The snakes that are most likely to take up residence in your lawn is almost completely dependent on the geographic area in which you live. Snakes almost always travel onto lawns in pursuit of a source of food or shelter, or both. Anything that offers shelter from predators and from the elements could be a common snake hiding place. "Boards on the ground, log and leaf piles, cracks and crevices in foundations, rock walls, ground-hugging shrubbery, dense patches of vegetation and narrow spaces beneath decks and outbuildings are all popular forms of cover," are all examples of these hiding places, according to the University of Massachusetts at Amherst.

Repellents

There are a great many repellents, both home-made and commercially sold, that have traditionally been used to repel snakes from yards. These include moth balls (naphthalene), sulfur, gourd vines, cedar oil, lime, cayenne pepper spray, sisal rope, coal tar and creosote, liquid smoke, artificial skunk scent, and musk from a king snake, a natural predator of other snakes.
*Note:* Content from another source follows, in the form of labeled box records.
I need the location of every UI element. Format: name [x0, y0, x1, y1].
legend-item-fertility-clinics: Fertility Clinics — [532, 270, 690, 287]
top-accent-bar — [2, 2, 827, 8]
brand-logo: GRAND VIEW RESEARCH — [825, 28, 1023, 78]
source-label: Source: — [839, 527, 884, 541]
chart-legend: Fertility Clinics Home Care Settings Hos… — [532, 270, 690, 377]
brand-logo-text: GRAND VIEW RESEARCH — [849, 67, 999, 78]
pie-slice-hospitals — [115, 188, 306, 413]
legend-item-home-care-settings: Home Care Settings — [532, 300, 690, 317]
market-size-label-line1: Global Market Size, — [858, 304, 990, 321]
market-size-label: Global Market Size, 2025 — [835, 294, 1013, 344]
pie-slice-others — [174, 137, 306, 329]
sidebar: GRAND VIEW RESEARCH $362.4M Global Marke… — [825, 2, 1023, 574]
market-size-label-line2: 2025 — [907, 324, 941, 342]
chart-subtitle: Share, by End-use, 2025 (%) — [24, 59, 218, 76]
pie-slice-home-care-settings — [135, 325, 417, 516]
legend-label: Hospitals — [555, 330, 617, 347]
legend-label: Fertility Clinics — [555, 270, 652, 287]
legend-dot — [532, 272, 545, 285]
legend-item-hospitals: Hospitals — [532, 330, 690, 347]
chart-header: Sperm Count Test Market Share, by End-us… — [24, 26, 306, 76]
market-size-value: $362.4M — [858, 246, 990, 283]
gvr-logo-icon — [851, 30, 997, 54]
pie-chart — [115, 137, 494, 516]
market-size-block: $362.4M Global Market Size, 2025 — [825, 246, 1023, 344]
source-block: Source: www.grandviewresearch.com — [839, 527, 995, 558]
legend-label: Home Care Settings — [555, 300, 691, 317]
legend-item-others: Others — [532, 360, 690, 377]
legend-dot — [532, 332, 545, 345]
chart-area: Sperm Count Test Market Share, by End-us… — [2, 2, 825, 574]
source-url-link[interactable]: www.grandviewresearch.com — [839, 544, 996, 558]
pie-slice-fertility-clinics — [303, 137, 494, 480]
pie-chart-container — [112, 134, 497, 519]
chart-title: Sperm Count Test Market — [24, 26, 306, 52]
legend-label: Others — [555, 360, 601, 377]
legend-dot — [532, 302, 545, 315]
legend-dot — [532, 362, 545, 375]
Typically, these repellents are marketed to control specific snake species rather than all snakes that may come into your yard.

(In)Effectiveness

Unfortunately, none of these repellents seem to be effective at preventing snakes from taking up residence in your yard. The Colorado State University Extension conducted individual tests of all these repellents and others and found none to be effective. The University of Massachusetts Amherst echoed the same conclusions after their own testing, summing up quite plainly that "[t]here are no safe, effective snake repellents capable of keeping snakes away from yards or pools."

Preventative Measures

Since snakes travel indoors seeking shelter and food, it only stands to reason that an effective way of preventing them from coming onto your lawn is to remove their food sources and sources of food. Remove or, at the very least, frequently check and clean secluded, covered and dark areas in which a snake may seek refuge. Consult local university extension services to fund out the most common snake species in your community and what they eat; limit the amount of snake food on your lawn and you therefore limit the number of snakes on your lawn as well.